Son entreprise de collection d’œuvres se fonde principalement sur l’acquisition du fond de la maison de Gonzague, comprenant notamment de nombreux tableaux de Titien et de Véronèse. C’est un autre Charles Ier, duc de Mantoue et héritier de la famille italienne, qui les lui vend. Les deux hommes se ressemblent en de nombreux points. Croyants, cultivés et voyageurs européens ; la passation d’un collectionneur à un autre d’œuvres inestimables brille alors d’une aura encore plus particulière. Charles d’Angleterre et d’Écosse tient en ses mains un lien direct avec la Renaissance et son cortège de figures et mythes revisités. Mais il ne s’arrête pas là. Cette première acquisition renforce et aiguise son goût pour l’art et Charles Ier commissionne le d’ores et déjà célèbre Antoine van Dyck comme peintre officiel de la couronne.

L’exposition « Charles I : King and Collector » recrée pour la toute première fois cette collection foisonnante de chefs-d’œuvres, mise aux enchères et éparpillée juste après l’exécution publique du roi. Peintures, sculptures, tapisseries, dessins et autres objets y sont mêlés. La scénographie oscille entre l’angle thématique et chronologique, permettant ainsi de saisir de manière synoptique non seulement l’actualité politique du roi mais aussi et surtout la résonance particulière de chaque œuvre dans sa collection.
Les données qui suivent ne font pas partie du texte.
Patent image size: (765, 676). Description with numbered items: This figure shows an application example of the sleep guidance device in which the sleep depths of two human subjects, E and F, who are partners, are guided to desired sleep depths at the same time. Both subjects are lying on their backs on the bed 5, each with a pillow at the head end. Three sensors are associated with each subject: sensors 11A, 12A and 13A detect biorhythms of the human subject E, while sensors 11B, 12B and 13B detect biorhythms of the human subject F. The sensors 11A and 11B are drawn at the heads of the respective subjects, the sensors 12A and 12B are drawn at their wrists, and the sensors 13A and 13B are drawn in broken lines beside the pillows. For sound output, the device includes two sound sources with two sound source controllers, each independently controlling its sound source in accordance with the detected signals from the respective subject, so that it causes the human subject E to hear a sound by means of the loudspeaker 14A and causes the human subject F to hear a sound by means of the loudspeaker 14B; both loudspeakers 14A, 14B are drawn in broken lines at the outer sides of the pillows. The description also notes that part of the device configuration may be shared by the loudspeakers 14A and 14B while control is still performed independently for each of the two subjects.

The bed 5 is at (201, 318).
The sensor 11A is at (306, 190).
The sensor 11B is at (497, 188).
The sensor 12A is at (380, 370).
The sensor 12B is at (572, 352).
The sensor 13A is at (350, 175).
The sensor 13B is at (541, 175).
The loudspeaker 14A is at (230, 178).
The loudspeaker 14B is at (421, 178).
La disposition de sources historiques secondaires – tels que des recueils administratifs numérotant et détaillant minutieusement les œuvres – permet d’approfondir, non sans émotion, le regard que portait le roi sur ses acquisitions et l’importance qu’elles revêtaient pour lui. D’un siècle à l’autre, les artistes correspondent silencieusement mais avec intensité. Le Quattrocento répond à l’art flamand de l’époque baroque.

Orchestrer ce regroupement exceptionnel a demandé un travail phénoménal. Si la beauté des œuvres parle souvent par et pour elle-même, leur rassemblement est couturé d’analyses bienvenues. On en redemande encore quand l’exercice reconnaît ses limites et ne nous en apprend pas toujours plus sur les dessous politiques du règne. L’éclatement de la guerre civile en 1642 par exemple, qui donne lieu à d’intéressants tableaux marquant le déplacement de pouvoir du roi vers son fils, n’est pas plus fouillé. De même, l’influence d’Henriette Marie de France, sa femme, sur l’organisation de la collection, est rarement approfondie quoique soulignée ça et là. Qu’importe : l’exposition réussit à former un compromis intéressant entre la valeur propre aux œuvres, le geste du collectionneur et l’histoire de son temps. Un incontournable qui fait penser à d’autres travaux titanesques équivalents cherchant à lever le voile sur cette période historique en empruntant un angle d’approche renouvelé. Une tendance bienvenue, marquée en 2016 par la somptueuse exposition « Charles Le Brun. Le peintre du Roi-Soleil » au Louvre-Lens, entre autres exemples.